As a growing number of Democrats and their allies call for abolishing Immigration and Customs Enforcement (ICE), it’s important to remember that the overwhelming majority of illegal immigrants arrested by the agency have criminal convictions.
In 2017 immigrants with criminal convictions accounted for 74% of all arrests made by ICE, according to government data used by the nonpartisan Pew Research Center in a study published earlier this year. Sixteen percent of those arrested by ICE had pending criminal charges and only 11 % had no known criminal convictions or charges, the Pew analysis found.
Nearly 60,000 illegal aliens deported by ICE last year were convicted of driving under the influence of alcohol and another 57,438 for possessing or selling dangerous drugs such as opioids. More than 52,000 ICE arrestees were convicted of immigration offenses, including false claim to American citizenship and tens of thousands had pending criminal charges for assault, driving under the influence and a variety of other crimes.
Some had pending charges for more violent crimes like sexual assault, kidnapping and homicide. Los Angeles, an illegal alien sanctuary city, topped the list with nearly nine out of 10 ICE arrests consisting of immigrants with criminal convictions. Newark, New Jersey had the lowest number with 60% criminal arrests but every region had one thing in common: “In all ICE areas, considerable majorities of arrests were for those with prior convictions,” the Pew study says.
The figures make the calls to abolish ICE, the 20,000-employee Homeland Security agency, preposterous.
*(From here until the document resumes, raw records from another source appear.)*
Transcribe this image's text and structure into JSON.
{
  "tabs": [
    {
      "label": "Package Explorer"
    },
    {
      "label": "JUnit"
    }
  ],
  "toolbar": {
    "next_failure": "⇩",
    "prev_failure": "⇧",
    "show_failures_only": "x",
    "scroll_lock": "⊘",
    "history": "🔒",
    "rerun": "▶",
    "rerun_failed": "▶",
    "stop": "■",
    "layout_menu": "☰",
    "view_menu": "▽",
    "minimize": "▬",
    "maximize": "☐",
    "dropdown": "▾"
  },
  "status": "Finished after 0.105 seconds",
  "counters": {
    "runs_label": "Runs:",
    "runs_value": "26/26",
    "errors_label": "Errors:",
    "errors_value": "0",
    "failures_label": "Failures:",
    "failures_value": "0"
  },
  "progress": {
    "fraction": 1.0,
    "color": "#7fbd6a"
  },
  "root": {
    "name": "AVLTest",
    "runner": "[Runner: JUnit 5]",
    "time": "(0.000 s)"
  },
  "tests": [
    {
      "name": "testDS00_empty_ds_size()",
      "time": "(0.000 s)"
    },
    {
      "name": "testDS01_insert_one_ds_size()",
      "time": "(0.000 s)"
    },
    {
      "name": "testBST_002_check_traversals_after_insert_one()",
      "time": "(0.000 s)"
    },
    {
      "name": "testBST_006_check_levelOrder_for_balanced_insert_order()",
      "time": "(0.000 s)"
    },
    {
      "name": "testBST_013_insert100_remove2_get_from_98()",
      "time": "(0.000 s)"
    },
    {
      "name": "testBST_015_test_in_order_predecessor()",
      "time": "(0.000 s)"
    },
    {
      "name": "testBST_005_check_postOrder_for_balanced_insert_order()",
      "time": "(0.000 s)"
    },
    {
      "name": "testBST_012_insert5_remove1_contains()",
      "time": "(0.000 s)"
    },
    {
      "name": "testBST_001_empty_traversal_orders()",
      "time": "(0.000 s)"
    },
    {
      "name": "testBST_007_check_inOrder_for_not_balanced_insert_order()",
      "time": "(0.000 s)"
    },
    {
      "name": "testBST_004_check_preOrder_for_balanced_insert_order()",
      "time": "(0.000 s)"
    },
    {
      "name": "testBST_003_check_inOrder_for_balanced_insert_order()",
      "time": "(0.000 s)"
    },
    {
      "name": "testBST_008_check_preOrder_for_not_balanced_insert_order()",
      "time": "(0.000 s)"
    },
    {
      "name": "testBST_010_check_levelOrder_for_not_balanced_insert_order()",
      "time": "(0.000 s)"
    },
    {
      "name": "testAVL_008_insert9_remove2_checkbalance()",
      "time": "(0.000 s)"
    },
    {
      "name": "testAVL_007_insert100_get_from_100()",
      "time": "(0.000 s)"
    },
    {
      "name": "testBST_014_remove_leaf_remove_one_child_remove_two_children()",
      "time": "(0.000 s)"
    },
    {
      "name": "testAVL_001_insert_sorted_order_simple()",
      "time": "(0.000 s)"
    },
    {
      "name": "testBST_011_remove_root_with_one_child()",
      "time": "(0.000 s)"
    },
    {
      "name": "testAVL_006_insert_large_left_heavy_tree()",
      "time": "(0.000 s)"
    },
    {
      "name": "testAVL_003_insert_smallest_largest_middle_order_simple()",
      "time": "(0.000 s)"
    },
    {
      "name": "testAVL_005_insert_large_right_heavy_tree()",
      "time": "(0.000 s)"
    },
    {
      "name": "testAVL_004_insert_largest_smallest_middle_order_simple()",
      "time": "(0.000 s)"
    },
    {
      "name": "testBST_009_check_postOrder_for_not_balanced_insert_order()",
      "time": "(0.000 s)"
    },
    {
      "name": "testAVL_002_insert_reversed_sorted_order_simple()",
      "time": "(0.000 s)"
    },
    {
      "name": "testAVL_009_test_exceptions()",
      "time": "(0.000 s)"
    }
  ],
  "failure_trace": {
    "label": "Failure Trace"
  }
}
The growing movement includes elected officials—some presidential contenders—at the federal, state and local level as well as those running for office. Among them are senators Elizabeth Warren (Massachusetts), Kamala Harris (California) and Kirsten Gillibrand (New York).
Warren and Harris are reportedly making White House runs in 2020. Other federal lawmakers calling for the dismantling of ICE include Wisconsin Congressman Mark Pocan and Massachusetts Congressman Mike Capuano. In a piece published by a mainstream media outlet, a law professor running for New York Attorney General writes that ICE is a “tool of cruelty and lawlessness and dehumanization.” The agency was born in xenophobia and fear, the lawyer asserts, and it is doing exactly what it was designed to do: “Terrorize immigrant communities, bring a police state inside our borders and treat people as less than human.”
Not surprisingly, the mainstream media appears to support the abolish ICE movement and has demonstrated it with biased reporting as well as the promotion of radical leftist ideas such as those published by the New York Attorney General candidate. A mainstream national newspaper writes that the nation doesn’t need ICE and refers to it as an “agency that harms Latino and immigrant communities.”
A northern California newspaper blames the Trump administration’s “hardline immigration policies” for transforming the idea of abolishing ICE from a pipe dream for liberal activists to a legitimate political issue. The article refers to abolish ICE as a movement that has seen a “remarkable rise from fringe issue to Democratic rallying cry.” A multitude of media outlets around the country have followed suit, shamelessly displaying their pom poms for the insane abolish ICE movement.
The reality is that ICE needs to be strengthened because the agency is overwhelmed, officers can’t keep up with monstrous workloads and repeatedly lose track of hardcore criminals inside the United States. As a result hundreds of thousands of illegal aliens with criminal records are getting released by local authorities in the U.S., according to a federal audit released last year by the Department of Homeland Security (DHS) Inspector General.
A surge in illegal immigrants under the Obama administration pushed matters into crisis mode with deportation officers so overworked that they often lose track of dangerous illegal aliens with serious criminal histories, the probe found. This includes individuals who represent critical national security threats. One ICE agent cited in the report said this: “You might work 18 hours a day, but you still won’t get caught up.”
Inspectors visited four key field offices and determined that the management deficiencies and unresolved obstacles make it difficult for the feds to deport aliens expeditiously. “ICE is almost certainly not deporting all the aliens who could be deported and will likely not be able to keep up with growing numbers of deportable aliens,” the DHS watchdog found.